L’enjeu de la traduction punitive, préventive et de manière générale régulatrice des violences fait l’objet de vives controverses. La façon dont les institutions publiques, éducatives-universitaires, administratives, policières, judiciaires traitent effectivement – ou traitent avec indifférence – les signalements et les dépôts de plainte pour violences, est au cœur des dernières mobilisations contre les violences de genre et leur impunité. Si quelques études ont déjà exploré la prise en charge des victimes par le secteur associatif, la sphère institutionnelle publique et ses rouages de mise en œuvre de l’action étatique et juridique constituent encore « une boîte noire » appelant la multiplication d’enquêtes approfondies. Comment se confrontent la doctrine juridique et les qualifications ordinaires des violences par les acteurs policiers, judiciaires et par tout acteur lié à l’autorité publique, pour quels effets ? Un deuxième champ de questionnements a trait à la façon dont la tradition punitive étatique, peut tout à la fois redoubler la violence contre les plaignant.es et prononcer des sanctions sélectives et partiales selon les caractéristiques sociales et les parcours des agresseurs. Les dispositifs de sanction pénale reproduisent alors les rapports de classe, de race et de genre. Comment la perspective abolitionniste alimente-t-elle les recherches et les débats sur ces points ? De même quels bilans et quelles perspectives la justice réparatrice/restauratrice présente-elle aujourd’hui ? 
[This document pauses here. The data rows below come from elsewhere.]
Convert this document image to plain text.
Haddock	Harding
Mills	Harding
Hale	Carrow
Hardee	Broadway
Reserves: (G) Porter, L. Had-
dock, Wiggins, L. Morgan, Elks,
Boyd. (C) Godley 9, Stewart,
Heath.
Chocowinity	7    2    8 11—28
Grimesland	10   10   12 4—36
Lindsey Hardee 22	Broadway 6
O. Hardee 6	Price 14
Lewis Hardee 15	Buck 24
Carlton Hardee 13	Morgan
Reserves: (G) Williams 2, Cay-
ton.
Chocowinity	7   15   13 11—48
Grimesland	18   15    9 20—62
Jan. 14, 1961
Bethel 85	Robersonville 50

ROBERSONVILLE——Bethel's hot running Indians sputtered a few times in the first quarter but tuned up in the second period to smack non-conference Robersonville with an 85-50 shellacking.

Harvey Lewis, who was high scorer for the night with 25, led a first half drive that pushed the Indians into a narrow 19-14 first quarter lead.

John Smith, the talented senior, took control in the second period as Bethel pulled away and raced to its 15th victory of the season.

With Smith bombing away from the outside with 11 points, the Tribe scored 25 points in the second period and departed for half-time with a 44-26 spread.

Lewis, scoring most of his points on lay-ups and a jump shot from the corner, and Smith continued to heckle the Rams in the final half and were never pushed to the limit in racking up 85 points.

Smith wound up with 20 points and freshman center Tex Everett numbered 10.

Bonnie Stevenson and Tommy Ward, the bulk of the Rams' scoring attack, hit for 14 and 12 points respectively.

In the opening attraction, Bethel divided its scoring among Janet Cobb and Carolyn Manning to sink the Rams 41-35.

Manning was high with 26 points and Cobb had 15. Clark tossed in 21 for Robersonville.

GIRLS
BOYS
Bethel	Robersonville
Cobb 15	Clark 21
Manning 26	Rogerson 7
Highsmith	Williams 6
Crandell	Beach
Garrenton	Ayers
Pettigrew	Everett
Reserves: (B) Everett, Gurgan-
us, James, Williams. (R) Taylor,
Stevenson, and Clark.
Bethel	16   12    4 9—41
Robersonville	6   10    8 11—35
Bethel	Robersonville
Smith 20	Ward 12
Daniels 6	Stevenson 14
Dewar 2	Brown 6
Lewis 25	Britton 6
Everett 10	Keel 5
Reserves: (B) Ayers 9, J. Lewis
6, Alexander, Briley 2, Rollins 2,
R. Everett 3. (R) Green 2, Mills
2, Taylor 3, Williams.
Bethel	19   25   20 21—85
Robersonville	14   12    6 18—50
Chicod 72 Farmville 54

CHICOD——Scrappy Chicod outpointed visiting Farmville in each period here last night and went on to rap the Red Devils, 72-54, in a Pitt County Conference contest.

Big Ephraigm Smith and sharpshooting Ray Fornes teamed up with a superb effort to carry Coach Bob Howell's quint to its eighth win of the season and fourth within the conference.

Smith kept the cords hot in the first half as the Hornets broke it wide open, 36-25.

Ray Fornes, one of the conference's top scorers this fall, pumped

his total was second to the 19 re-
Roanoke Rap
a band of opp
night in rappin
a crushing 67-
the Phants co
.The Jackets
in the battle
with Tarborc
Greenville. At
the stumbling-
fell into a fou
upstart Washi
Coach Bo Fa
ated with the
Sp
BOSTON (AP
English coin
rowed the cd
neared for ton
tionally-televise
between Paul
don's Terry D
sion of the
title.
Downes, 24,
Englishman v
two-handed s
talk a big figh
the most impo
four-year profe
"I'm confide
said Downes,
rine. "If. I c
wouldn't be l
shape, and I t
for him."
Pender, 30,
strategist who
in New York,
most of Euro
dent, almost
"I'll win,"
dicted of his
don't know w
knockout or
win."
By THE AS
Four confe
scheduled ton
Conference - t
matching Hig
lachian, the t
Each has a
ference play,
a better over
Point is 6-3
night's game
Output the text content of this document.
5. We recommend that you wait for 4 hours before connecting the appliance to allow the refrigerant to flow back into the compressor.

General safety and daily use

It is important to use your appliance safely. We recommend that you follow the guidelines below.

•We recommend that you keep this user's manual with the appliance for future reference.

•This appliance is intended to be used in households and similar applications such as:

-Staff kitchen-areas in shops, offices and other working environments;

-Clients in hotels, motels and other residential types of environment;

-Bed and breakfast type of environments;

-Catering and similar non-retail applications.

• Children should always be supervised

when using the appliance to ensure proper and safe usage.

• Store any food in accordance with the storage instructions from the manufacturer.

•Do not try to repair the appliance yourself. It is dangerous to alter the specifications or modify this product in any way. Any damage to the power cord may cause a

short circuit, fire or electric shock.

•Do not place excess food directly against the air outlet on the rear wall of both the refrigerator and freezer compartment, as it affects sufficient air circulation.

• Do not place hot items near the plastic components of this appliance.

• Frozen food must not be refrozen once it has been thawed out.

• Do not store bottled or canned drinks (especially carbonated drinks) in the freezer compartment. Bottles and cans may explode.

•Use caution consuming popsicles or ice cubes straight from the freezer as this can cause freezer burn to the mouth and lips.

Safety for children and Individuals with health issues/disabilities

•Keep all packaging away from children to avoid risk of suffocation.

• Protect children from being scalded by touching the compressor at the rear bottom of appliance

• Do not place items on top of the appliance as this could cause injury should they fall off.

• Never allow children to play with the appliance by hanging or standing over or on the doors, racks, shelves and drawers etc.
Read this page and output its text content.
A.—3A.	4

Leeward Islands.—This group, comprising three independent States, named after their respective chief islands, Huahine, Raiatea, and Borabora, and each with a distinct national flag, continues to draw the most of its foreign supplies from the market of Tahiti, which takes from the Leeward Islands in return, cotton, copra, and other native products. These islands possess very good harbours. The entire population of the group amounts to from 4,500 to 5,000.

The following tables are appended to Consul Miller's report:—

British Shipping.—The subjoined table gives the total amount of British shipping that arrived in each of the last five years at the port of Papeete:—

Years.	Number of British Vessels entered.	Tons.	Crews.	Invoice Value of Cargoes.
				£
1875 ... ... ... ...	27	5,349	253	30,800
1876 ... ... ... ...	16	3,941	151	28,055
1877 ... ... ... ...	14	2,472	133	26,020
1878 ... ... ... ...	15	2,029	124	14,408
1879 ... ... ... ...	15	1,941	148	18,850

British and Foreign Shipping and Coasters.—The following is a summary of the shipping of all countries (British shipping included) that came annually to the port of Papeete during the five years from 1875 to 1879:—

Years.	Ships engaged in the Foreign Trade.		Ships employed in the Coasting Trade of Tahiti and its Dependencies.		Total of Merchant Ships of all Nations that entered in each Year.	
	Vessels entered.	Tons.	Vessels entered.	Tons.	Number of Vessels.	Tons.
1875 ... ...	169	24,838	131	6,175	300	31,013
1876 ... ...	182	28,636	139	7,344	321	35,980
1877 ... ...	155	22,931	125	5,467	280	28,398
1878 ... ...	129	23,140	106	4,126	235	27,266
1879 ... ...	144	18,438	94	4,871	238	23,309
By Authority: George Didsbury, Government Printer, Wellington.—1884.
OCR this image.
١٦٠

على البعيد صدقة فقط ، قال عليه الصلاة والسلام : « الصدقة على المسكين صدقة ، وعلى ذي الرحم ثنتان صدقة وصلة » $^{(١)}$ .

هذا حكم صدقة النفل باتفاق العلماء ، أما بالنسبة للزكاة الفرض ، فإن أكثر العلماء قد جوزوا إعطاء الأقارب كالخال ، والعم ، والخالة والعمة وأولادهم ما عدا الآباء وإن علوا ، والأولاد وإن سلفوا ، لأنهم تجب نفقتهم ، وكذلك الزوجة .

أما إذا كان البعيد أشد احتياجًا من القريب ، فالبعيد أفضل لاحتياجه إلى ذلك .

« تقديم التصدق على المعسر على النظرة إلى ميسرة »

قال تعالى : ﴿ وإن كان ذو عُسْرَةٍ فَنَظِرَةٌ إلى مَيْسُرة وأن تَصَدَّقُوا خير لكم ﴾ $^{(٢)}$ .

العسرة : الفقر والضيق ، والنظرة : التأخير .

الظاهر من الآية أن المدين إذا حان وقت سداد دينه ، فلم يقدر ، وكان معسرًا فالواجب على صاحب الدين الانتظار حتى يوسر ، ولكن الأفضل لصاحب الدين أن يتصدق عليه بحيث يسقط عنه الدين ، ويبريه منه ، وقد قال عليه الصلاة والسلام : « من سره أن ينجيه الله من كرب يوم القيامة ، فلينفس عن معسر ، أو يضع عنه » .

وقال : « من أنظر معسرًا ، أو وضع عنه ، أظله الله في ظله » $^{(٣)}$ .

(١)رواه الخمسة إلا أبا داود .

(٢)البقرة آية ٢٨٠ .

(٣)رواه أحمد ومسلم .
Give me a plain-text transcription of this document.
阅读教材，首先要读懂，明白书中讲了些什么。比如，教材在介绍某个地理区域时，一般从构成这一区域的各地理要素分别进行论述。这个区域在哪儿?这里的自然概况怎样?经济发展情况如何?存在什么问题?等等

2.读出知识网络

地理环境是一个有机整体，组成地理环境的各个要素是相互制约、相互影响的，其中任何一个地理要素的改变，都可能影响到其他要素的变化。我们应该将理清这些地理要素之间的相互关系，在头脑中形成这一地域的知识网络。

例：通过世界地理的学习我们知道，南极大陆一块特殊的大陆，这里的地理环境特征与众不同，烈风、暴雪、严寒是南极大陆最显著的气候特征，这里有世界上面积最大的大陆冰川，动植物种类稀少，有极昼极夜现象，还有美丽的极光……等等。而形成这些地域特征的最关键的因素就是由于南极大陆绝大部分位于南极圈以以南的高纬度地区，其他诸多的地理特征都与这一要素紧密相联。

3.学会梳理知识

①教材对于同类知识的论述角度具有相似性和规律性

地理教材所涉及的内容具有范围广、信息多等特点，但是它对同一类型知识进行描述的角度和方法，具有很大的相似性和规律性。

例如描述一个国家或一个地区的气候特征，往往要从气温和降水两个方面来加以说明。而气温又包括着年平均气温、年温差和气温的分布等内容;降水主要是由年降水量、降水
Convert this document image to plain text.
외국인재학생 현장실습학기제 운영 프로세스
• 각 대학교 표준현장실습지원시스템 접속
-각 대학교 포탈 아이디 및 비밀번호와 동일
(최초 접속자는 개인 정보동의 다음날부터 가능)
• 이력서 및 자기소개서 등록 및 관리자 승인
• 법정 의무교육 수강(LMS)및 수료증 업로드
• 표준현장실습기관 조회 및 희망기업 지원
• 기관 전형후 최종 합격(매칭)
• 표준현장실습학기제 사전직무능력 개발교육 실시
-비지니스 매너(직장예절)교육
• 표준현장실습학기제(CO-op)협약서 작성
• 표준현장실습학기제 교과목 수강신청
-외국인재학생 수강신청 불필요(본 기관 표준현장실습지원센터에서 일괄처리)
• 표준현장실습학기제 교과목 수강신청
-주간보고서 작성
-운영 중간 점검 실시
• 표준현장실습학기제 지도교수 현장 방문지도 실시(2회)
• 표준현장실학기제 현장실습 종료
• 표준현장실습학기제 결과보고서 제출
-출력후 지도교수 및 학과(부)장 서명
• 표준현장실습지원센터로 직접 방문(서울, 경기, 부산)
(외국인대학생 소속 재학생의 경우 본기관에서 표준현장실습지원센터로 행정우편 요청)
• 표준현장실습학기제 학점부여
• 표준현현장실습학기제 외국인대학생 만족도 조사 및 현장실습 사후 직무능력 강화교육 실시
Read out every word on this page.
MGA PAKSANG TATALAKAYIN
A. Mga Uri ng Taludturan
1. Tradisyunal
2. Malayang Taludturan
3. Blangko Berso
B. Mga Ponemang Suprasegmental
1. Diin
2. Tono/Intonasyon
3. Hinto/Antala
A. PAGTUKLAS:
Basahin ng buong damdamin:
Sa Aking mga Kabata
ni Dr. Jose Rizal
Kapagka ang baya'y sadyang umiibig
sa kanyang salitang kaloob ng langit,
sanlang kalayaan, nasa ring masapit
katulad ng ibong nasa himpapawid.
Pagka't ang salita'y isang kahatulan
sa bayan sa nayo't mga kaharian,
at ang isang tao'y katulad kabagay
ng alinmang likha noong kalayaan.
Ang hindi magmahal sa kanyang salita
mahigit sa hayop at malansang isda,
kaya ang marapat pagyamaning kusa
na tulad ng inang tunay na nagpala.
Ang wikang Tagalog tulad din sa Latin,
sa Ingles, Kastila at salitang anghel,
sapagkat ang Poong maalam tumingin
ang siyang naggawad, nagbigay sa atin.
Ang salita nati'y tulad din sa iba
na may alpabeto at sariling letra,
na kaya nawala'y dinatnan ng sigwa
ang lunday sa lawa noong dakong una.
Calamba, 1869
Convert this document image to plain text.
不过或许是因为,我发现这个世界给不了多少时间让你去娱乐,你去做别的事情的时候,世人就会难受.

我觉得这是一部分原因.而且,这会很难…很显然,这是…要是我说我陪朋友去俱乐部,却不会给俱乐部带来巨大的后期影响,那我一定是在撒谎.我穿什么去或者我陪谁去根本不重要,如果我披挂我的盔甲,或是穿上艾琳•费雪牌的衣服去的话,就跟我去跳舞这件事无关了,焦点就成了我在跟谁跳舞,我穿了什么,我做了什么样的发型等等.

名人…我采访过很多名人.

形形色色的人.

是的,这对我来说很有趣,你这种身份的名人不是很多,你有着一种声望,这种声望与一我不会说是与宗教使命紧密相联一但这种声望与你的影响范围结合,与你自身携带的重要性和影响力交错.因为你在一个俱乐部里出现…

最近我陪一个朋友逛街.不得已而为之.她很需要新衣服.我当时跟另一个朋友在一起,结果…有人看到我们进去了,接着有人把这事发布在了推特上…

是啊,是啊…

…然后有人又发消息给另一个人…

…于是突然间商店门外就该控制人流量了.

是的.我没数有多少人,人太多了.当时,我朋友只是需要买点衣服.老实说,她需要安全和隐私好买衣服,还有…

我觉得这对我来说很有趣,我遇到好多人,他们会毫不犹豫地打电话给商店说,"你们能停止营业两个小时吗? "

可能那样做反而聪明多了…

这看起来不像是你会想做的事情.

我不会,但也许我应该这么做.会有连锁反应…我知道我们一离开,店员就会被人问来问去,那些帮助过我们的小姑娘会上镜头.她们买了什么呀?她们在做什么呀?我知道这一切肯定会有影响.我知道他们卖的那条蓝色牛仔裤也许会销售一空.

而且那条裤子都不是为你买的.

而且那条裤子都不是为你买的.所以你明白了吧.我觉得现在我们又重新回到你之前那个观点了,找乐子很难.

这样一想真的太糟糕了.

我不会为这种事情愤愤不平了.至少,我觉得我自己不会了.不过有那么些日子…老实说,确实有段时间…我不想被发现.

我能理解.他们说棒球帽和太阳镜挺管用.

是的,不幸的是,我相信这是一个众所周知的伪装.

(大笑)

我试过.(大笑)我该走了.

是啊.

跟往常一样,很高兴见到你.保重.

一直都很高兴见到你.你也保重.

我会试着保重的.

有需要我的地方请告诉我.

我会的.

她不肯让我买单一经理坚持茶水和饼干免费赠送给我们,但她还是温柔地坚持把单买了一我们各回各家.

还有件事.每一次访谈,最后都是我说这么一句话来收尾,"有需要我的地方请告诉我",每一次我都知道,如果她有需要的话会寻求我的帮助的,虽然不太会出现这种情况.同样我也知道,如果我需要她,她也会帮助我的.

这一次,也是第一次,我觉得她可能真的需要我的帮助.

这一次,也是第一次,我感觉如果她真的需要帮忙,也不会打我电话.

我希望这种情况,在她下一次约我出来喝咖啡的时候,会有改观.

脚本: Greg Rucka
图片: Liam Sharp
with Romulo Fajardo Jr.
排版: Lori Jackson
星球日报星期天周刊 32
D’autres interrogations autour des modes de construction du pouvoir politique retiendront notre attention, telle cette du rapport entre mandat électif, exercice de la violence sexiste et conditions de l’impunité.

Régimes historiques de genre, (géo)politique et économie de la violence

Cet axe invite aussi à réinterroger le passé au filtre des dévoilements du présent, à son tour explicité par l’histoire au long cours. Il suggère d’engager ou de poursuivre les recherches définitionnelles et méthodologiques du genre des violences selon les contextes nationaux, selon les régimes politiques, selon les statuts et les rôles des acteurs détenteurs de la violence d’Etat ou des acteurs belligérants, en temps de guerre comme dit « de paix ». Cette approche invite à se re-saisir de l’approche intersectionnelle pour interroger quels corps et sujets sont légitimés à se défendre, à exercer la violence, et quels autres sont supposés l’exercer ou la subir. Il suggère d’explorer notamment les continuités entre exploitation économique et violences sexistes. Cet axe invite en somme à saisir les violences et leur genre en autant d’actes révélateurs, et au cœur, d’autres violences systémiques historiquement et politiquement situées.